The authors argue that fully dynamic, self-referential computational systems require new programming paradigms that support reflection and self-modification at multiple levels. Current approaches (e.g., self-modifying code in artificial life systems) are promising but remain limited in scope and generality.

Implications for Biology, Cognitive Science, and Social Systems

The theoretical framework developed in the paper has broad implications:

• Biology: Understanding self-repair, self-production, and open-ended evolution requires models that can accommodate self-reference and structural evolution. The gap between mathematical theory and biological mechanism remains substantial, but the surveyed approaches provide a foundation for future work.
• Cognitive Science: The emergence of self, agency, and anticipatory behavior is grounded in the capacity for self-reference and the construction of representational time. The multiscale, self-modifying architectures described are relevant for understanding both individual cognition and collective intelligence.
• Social Sciences and Economics: Social systems, legal systems, and economies are inherently self-referential and self-modifying.
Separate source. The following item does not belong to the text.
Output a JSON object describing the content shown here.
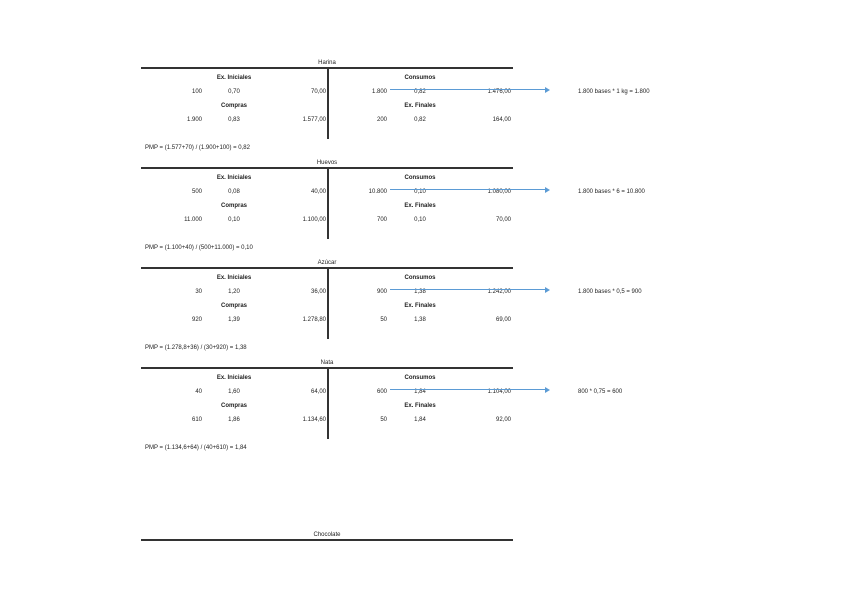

The paper highlights the need for game-theoretic and economic models that can accommodate changing numbers of agents and evolving rules, a challenge that current mathematical tools are only beginning to address.

Methodological and Epistemological Challenges

The authors identify several methodological obstacles:

• Model Calibration: Open-ended, self-modifying models pose challenges for calibration and prediction, as the space of possible outcomes may vastly exceed available data.
• Analysis Tools: The development of tools for analyzing self-modifying, evolving systems is in its infancy, with existing approaches (e.g., MODES toolbox) providing only partial solutions.
• Second-order Science: The reflexive nature of modeling living systems—where the observer is part of the system—necessitates a re-examination of scientific epistemology, drawing on second-order cybernetics and constructivist philosophy.

Conclusion

The paper provides a comprehensive and technically rigorous account of the challenges and opportunities in modeling time, self-reference, and self-modification in living systems. By distinguishing natural and representational time, formalizing hierarchical novelty, and surveying mathematical and computational tools, the authors lay the groundwork for a new generation of models capable of capturing the open-ended creativity of life. The implications extend across biology, cognitive science, and the social sciences, but significant theoretical, methodological, and epistemological challenges remain. Future developments will require the evolution of new modeling paradigms, analytical tools, and perhaps a rethinking of the scientific enterprise itself to accommodate the reflexive, self-modifying nature of living systems.